Lawrence Aronovitch’s play, The Book of Daniel, is a coming-of-age story.
“Daniel is a little bit different from everyone else and he’s feeling pressured to conform and it’s about the challenges he faces,” Aronovitch said.
The seasoned playwright said he chose to participate in the festival because of the variety it offered.
“The festival is a great idea,” he said. “It gets packed into a single evening. Ten different plays on a wide variety of topics and wide variety of styles. Some are very serious, some are very comic. No matter what your tastes, at least one of the plays will appeal to you.”
But the festival isn’t just for seasoned playwrights.
Caitlin Corbett, an Ottawa actress and one of the participating playwrights, said she chose to participate because it offered a good opportunity for new writers.
“It’s one thing to perform your own work and quite another to see another artist take something you’ve created and bring it to life,” she said via email. “I wanted to get my start writing for other theatre companies and the Extremely Short New Play Festival is a great way of taking that first step.”
The festival has a mandate to produce new work, Corbett said, which meant they were welcoming of a beginner playwright like herself.
Her play, Loyal Opposition, looks at the relationship between Wilfrid Laurier’s wife, Lady Zoé, and her friend—her husband’s supposed mistress. The fact that her play was set in Victorian times provided an extra challenge to writing on a deadline, she said.
Corbett said the time limit was one of the greatest problems she encountered.
“I discovered so much about them and the time period during my research that I kept wanting to add in more detail, about the First World War and the suffragette movement and so on,” she said. “But that’s the good thing about the time limit, it keeps you focused on what really matters, which is the story.”

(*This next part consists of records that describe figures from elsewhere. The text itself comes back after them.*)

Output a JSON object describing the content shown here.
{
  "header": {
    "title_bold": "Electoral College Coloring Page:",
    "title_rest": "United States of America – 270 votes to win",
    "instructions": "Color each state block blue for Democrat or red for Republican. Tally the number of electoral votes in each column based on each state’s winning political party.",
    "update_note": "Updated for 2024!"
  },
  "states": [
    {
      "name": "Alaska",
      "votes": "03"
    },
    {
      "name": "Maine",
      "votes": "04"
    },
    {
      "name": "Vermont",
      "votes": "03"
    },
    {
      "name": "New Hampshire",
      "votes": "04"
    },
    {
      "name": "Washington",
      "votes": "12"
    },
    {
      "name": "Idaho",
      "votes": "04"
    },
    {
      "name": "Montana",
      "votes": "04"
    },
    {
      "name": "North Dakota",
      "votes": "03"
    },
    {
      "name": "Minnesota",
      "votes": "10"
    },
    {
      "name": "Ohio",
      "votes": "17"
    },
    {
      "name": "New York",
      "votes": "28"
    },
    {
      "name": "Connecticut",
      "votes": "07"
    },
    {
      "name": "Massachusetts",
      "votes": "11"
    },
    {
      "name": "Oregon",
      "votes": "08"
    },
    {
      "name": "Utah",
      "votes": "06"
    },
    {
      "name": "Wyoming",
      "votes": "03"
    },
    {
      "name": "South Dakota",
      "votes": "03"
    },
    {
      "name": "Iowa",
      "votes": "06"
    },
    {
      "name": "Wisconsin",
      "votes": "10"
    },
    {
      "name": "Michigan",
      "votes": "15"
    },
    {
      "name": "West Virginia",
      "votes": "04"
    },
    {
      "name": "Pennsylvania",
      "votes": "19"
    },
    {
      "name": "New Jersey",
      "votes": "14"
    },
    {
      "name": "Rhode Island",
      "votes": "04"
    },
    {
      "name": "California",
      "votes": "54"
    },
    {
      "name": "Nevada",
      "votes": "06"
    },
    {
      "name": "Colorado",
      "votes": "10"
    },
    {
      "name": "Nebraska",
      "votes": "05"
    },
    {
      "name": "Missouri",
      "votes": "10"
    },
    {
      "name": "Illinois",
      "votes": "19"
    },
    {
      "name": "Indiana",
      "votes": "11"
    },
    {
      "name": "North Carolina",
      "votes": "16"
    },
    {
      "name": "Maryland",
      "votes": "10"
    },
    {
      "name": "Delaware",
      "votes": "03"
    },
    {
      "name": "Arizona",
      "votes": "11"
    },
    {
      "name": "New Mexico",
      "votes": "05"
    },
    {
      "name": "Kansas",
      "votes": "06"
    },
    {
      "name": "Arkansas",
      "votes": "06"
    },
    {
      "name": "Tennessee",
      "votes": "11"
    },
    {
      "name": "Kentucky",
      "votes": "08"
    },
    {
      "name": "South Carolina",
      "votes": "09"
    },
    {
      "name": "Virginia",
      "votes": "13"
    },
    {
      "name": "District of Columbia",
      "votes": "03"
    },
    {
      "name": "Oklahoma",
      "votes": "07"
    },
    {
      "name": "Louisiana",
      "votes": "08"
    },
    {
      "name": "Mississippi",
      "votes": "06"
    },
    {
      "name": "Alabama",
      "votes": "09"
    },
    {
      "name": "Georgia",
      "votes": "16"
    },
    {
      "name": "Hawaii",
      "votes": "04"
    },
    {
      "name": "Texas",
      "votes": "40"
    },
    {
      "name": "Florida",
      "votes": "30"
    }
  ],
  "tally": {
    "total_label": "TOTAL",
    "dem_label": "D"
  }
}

Aronovitch agreed. He added while longer plays offer more time for character and plot development, that doesn’t make them better.
“I like the challenge [of short plays] because it really forces you to be absolutely focused and to really hone in razor sharp on what you’re trying to say in your play,” he said.
Short plays can offer something longer plays cannot, both Aronovitch and Corbett said.
“A short play needs to get its point across quickly. It’s a snapshot, not the whole photo album. That’s why it’s important for short plays to be presented together as part of something larger, like the festival. Each piece shows one part of being human, altogether making a mosaic,” Corbett said. “Full length plays are great for taking one or two themes and delving into them for greater detail, but short plays are little bite-sized crystallized versions of one idea each.”
This attention to detail is what Aronovitch said makes short plays so accessible. He said he doesn’t believe people will watch them because they have short attention spans—he said they have more to offer.
“You get a beautiful little jewel of a story, because it’s put together so carefully by the playwright. It’s a gem that stands on its own instead of a huge banquet,” he said. “It’s the perfect amount of nourishing food. Once you’ve tasted it, that’s all you need.”